I found one good reason that I am looking forward to a pump… Last evening I was doing my bedtime routine after a long day, and being run down with an on coming cold. I checked BG and I was at 578. Obviously very unusual, but I had indulged in some cereal earlier in the evening and forgot to bolus for it. I also have more trouble with highs when I am sick, so I drew down 10 units of humalog. About ten minutes later I drew down 35 units of basal. Should have been Lantus. Looked down at the vial after seemingly being on auto pilot, and discovered I had injected 35 more units of humalog instead. My check/double check system had failed me. It was my worst case scenario come true. Brain fart big time! This was at 9:45 PM. I dialed the “nurse on call” at my Endo, and she called the Doctor. Solution was to check every 1/2 hour and take on healthy carbs to keep it in check for the next five hours. Most drastic measure I took during the ordeal was a half glass of OJ after my BG dropped 300 points in one 1/2 hour segment. I was able to keep it between 120 and 160 for the remainder of the awake hours.
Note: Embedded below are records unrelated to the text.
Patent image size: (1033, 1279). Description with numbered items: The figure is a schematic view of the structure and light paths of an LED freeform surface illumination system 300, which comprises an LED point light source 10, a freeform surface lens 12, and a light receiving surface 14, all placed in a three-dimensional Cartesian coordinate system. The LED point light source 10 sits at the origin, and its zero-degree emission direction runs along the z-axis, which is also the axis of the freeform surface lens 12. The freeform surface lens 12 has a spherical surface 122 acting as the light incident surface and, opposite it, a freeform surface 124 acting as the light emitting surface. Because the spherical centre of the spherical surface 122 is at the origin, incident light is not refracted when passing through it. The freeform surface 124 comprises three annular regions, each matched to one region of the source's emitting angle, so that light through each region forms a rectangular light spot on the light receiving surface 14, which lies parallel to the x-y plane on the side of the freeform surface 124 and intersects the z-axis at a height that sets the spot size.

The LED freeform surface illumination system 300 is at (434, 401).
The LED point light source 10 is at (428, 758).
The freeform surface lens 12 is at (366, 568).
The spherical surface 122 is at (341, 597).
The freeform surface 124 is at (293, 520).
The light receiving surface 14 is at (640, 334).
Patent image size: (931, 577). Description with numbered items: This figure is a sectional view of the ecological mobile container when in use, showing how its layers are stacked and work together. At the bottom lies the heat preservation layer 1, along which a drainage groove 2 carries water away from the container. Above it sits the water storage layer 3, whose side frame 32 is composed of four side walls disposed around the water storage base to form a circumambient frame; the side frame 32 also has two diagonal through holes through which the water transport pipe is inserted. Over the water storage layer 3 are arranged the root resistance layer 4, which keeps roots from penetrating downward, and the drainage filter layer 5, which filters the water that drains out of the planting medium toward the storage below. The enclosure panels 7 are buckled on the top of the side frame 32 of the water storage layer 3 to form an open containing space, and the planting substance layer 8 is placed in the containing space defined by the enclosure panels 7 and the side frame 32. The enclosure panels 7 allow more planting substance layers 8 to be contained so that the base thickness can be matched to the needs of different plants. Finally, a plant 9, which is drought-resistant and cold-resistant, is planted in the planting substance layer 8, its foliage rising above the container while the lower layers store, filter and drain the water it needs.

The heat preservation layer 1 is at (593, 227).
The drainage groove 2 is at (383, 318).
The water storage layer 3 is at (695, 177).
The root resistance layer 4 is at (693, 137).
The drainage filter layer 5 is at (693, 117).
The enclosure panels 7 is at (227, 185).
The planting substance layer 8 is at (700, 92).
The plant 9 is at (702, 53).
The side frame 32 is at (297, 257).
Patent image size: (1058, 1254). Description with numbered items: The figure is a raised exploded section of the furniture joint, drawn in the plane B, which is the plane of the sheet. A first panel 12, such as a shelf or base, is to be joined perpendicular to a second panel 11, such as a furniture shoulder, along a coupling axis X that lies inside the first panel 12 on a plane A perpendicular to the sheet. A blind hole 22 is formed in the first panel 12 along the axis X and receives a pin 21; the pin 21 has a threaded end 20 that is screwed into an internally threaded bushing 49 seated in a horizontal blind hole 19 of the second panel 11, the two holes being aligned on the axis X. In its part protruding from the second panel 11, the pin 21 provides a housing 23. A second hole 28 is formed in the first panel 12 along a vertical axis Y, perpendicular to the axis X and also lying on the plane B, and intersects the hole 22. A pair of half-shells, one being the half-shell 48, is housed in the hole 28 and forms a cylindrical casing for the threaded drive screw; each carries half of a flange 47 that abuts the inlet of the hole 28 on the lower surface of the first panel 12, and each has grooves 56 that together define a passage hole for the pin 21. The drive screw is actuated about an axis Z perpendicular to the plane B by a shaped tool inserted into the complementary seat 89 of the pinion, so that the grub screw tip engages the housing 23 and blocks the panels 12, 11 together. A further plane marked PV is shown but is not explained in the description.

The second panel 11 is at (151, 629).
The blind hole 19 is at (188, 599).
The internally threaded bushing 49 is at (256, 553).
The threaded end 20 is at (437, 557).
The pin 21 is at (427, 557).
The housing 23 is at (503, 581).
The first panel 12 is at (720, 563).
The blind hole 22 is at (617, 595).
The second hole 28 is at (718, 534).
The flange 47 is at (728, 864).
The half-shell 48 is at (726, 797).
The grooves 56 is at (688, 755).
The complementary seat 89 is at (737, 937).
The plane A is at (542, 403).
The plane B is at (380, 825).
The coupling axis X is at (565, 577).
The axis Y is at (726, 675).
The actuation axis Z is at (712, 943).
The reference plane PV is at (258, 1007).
I stabilized right around the five hour mark and was able to finally go to bed around 3 AM, comfortable that I had averted disaster. I can only imagine what would have happened had I not realized what I had done and gone straight to bed. I have only been doing Humalog since June 2009 when I was finally placed in the 1.5 LADA category after struggling with type 2 treatments for four years. I have been using Lantus for two of those four years. My son has been a type 1 for over a year now (age 13) and has been using a Ping since Dec 2008. My Endo feels comfortable that I may be ready for the pump this month mainly because I am well trained as a pump parent. I welcome a device with open arms at this point. My wife feels that my unusual extreme BG played a part in my mishap, but I still feel like a royal idiot because I pretty darn careful about it all. One good thing about the situation is that I am not as terrified of Humalog like I was prior, but I will be a little skidish doing the whole evening routine for a while I believe. Live and Learn.

Wanted to update this thread. I am now using an OmniPod pump and although it has only been for short time, Life is much improved these days. When it’s time to go to a pump. I hope you will consider it.

I started pumping about 5 months after initial diagnosis. I started MDI shortly prior to getting pregnant started the pump during the pregnancy. That helped with so many minor & major adjustments to my basal and bolus rates. Its now been 9 1/2 years that I’ve been pumping and I love it.

BTW, I use a MM R/T 722 w/ CGMS

I’ve been on shots since the day I was diagnosed in 2006. I now want to switch to the pump as shots just aren’t working for me anymore and its been a battle. I figured my team would jump on it and nope, they aren’t (I even wrote a post about it). I do not know how to correct when I am high and have mentioned it to my team and from what I gather, they aren’t going to show me. As Kristen said, switch when you know you have that time to do so. I have the time now as I work part time but that can change and at that time, I may not be able to switch over. So I agree when you have the time to devote yourself to learning, understand and get use to the pump.